Und worin besteht die Rolle der Kleinerzeugerinnen und Kleinerzeuger sowie der Verbraucherinnen und Verbraucher?
Ihre Rolle ist von zentraler Bedeutung. Jeder lokale Verbrauch verhindert eine Einspeisung in Zeiten der Überproduktion, was sich positiv auswirkt. Künftig können intelligente Batterien Daten wie Preiskurven oder Wetterprognosen integrieren und auf den richtigen Ladezeitpunkt warten, um das Netz zu Spitzenzeiten der Solarstromproduktion zu entlasten. So erhalten die Kundinnen und Kunden abends und nachts kostengünstigen Strom.
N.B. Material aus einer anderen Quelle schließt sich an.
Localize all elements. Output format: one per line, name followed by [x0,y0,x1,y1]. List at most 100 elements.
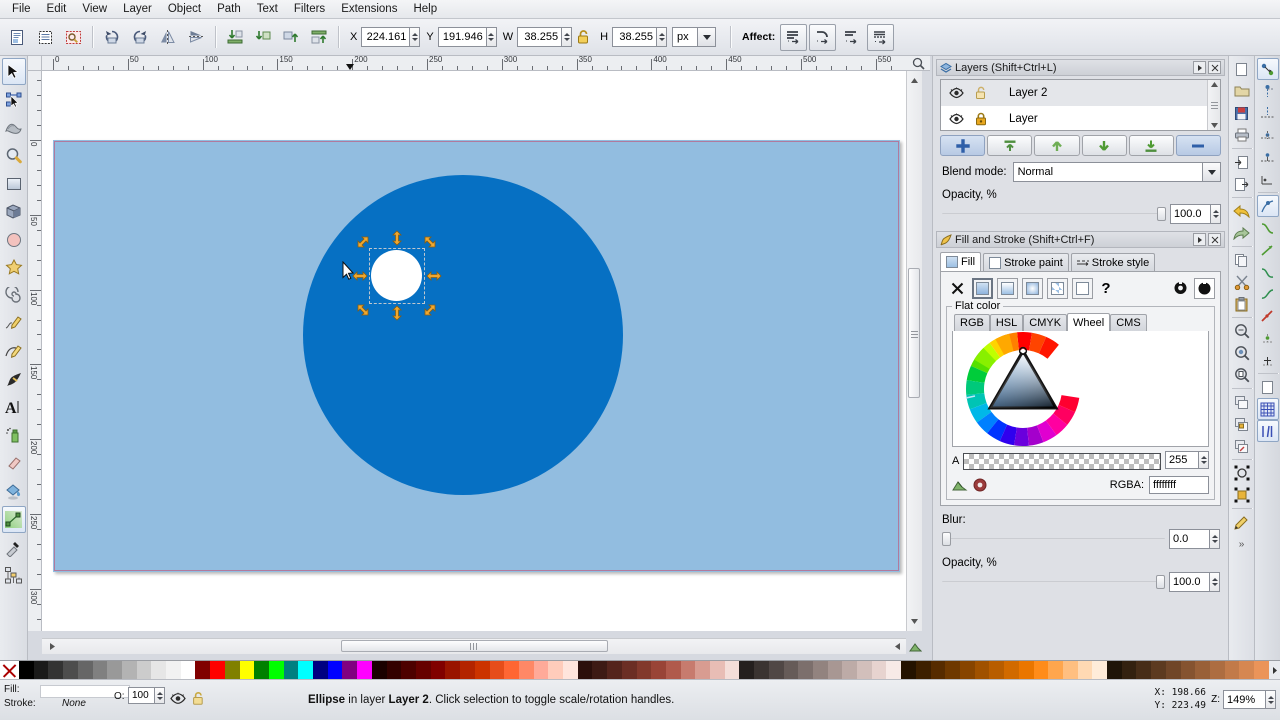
palette-scroll-left[interactable] [1269,661,1280,680]
ruler-corner[interactable] [28,56,42,71]
object-opacity-stepper[interactable] [1169,572,1220,592]
palette-swatch[interactable] [371,661,387,680]
scroll-down-arrow[interactable] [907,614,921,628]
pattern-icon[interactable] [1047,277,1068,299]
flip-horizontal-icon[interactable] [155,24,181,50]
print-icon[interactable] [1231,124,1253,146]
unit-value[interactable]: px [672,27,699,47]
palette-swatch[interactable] [445,661,461,680]
scale-handle-ne[interactable] [422,234,438,250]
flip-vertical-icon[interactable] [183,24,209,50]
no-color-swatch[interactable] [0,661,19,680]
blend-mode-dropdown-arrow[interactable] [1203,162,1221,182]
scale-handle-e[interactable] [426,268,442,284]
move-gradients-icon[interactable] [838,24,865,51]
status-layer-lock-icon[interactable] [192,691,205,706]
snap-bbox-edge-mid-icon[interactable] [1257,146,1279,168]
drawing-canvas[interactable] [42,71,906,631]
palette-swatch[interactable] [1092,661,1108,680]
palette-swatch[interactable] [107,661,122,680]
even-odd-fill-icon[interactable] [1170,278,1190,299]
tab-hsl[interactable]: HSL [989,314,1024,331]
new-document-icon[interactable] [1231,58,1253,80]
palette-swatch[interactable] [254,661,269,680]
clone-icon[interactable] [1231,413,1253,435]
palette-swatch[interactable] [1151,661,1166,680]
palette-swatch[interactable] [342,661,358,680]
no-paint-icon[interactable] [946,282,968,295]
scale-handle-nw[interactable] [355,234,371,250]
horizontal-ruler[interactable]: 0 50 100 150 200 250 300 350 400 450 500 550 [42,56,906,71]
palette-swatch[interactable] [415,661,431,680]
scale-stroke-width-icon[interactable] [780,23,808,51]
palette-swatch[interactable] [224,661,240,680]
palette-swatch[interactable] [915,661,931,680]
layer-opacity-slider[interactable] [942,207,1166,221]
palette-swatch[interactable] [974,661,990,680]
palette-swatch[interactable] [857,661,872,680]
vertical-ruler[interactable]: 0 50 100 150 200 250 300 [28,71,42,631]
unlink-clone-icon[interactable] [1231,435,1253,457]
snap-bbox-center-icon[interactable] [1257,168,1279,190]
menu-file[interactable]: File [4,0,39,19]
palette-swatch[interactable] [1209,661,1225,680]
zoom-input[interactable] [1223,690,1265,709]
palette-swatch[interactable] [960,661,975,680]
palette-swatch[interactable] [607,661,622,680]
tab-cmyk[interactable]: CMYK [1023,314,1068,331]
scale-rounded-corners-icon[interactable] [809,23,837,51]
palette-swatch[interactable] [210,661,225,680]
palette-swatch[interactable] [1121,661,1137,680]
snap-bbox-corner-icon[interactable] [1257,124,1279,146]
palette-swatch[interactable] [989,661,1005,680]
palette-swatch[interactable] [19,661,34,680]
duplicate-icon[interactable] [1231,391,1253,413]
snap-object-center-icon[interactable] [1257,327,1279,349]
palette-swatch[interactable] [1239,661,1255,680]
edit-paths-icon[interactable] [1231,511,1253,533]
paint-bucket-tool[interactable] [2,478,26,505]
palette-swatch[interactable] [1062,661,1078,680]
menu-edit[interactable]: Edit [39,0,75,19]
zoom-control[interactable]: Z: [1211,690,1276,709]
tab-wheel[interactable]: Wheel [1067,313,1111,331]
palette-swatch[interactable] [930,661,946,680]
scroll-left-arrow[interactable] [45,639,59,653]
alpha-slider[interactable] [963,452,1161,470]
blend-mode-select[interactable]: Normal [1012,162,1203,182]
scale-handle-se[interactable] [422,302,438,318]
alpha-stepper[interactable] [1165,451,1209,471]
snap-smooth-node-icon[interactable] [1257,283,1279,305]
nonzero-fill-icon[interactable] [1194,277,1215,299]
snap-guide-icon[interactable] [1256,420,1279,442]
tab-cms[interactable]: CMS [1110,314,1147,331]
snap-bbox-edge-icon[interactable] [1257,102,1279,124]
scale-handle-sw[interactable] [355,302,371,318]
snap-path-intersection-icon[interactable] [1257,239,1279,261]
palette-swatch[interactable] [195,661,211,680]
tab-rgb[interactable]: RGB [954,314,990,331]
color-managed-view-icon[interactable] [908,640,922,654]
palette-swatch[interactable] [1180,661,1196,680]
status-layer-visibility-icon[interactable] [170,692,186,705]
document-properties-icon[interactable] [60,24,86,50]
palette-swatch[interactable] [180,661,196,680]
palette-swatch[interactable] [710,661,725,680]
selector-tool[interactable] [1,58,26,85]
palette-swatch[interactable] [313,661,328,680]
palette-swatch[interactable] [533,661,549,680]
palette-swatch[interactable] [460,661,475,680]
tab-fill[interactable]: Fill [940,252,982,271]
palette-swatch[interactable] [548,661,564,680]
tab-stroke-style[interactable]: Stroke style [1070,253,1156,271]
object-properties-icon[interactable] [4,24,30,50]
undock-icon[interactable] [1193,233,1206,246]
palette-swatch[interactable] [1107,661,1122,680]
palette-swatch[interactable] [121,661,137,680]
snap-rotation-center-icon[interactable] [1257,349,1279,371]
xml-editor-icon[interactable] [32,24,58,50]
palette-swatch[interactable] [1048,661,1063,680]
palette-swatch[interactable] [886,661,902,680]
zoom-page-icon[interactable] [1231,364,1253,386]
menu-extensions[interactable]: Extensions [333,0,405,19]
Lohnt es sich für Privatpersonen immer noch, in Fotovoltaik zu investieren?
Selbstverständlich! Wir wenden künftig einen Marktpreisindex an, der sich an Angebot und Nachfrage orientiert. Mit einem guten Eigenverbrauch und einer auf den Eigenbedarf angepassten Dimensionierung der Anlage bleibt die Abschreibung durchaus attraktiv, auch wenn sie länger dauert als bisher. Bei einer Verzinsung von 14 Rp. hat sich die Anlage innerhalb von 10 bis 15 Jahren amortisiert. Mit dem neuen föderalen System dauert es heute rund 20 Jahre. Das ist aber kein Problem, da die Anlagen auch nach 25 Betriebsjahren leistungsfähig bleiben.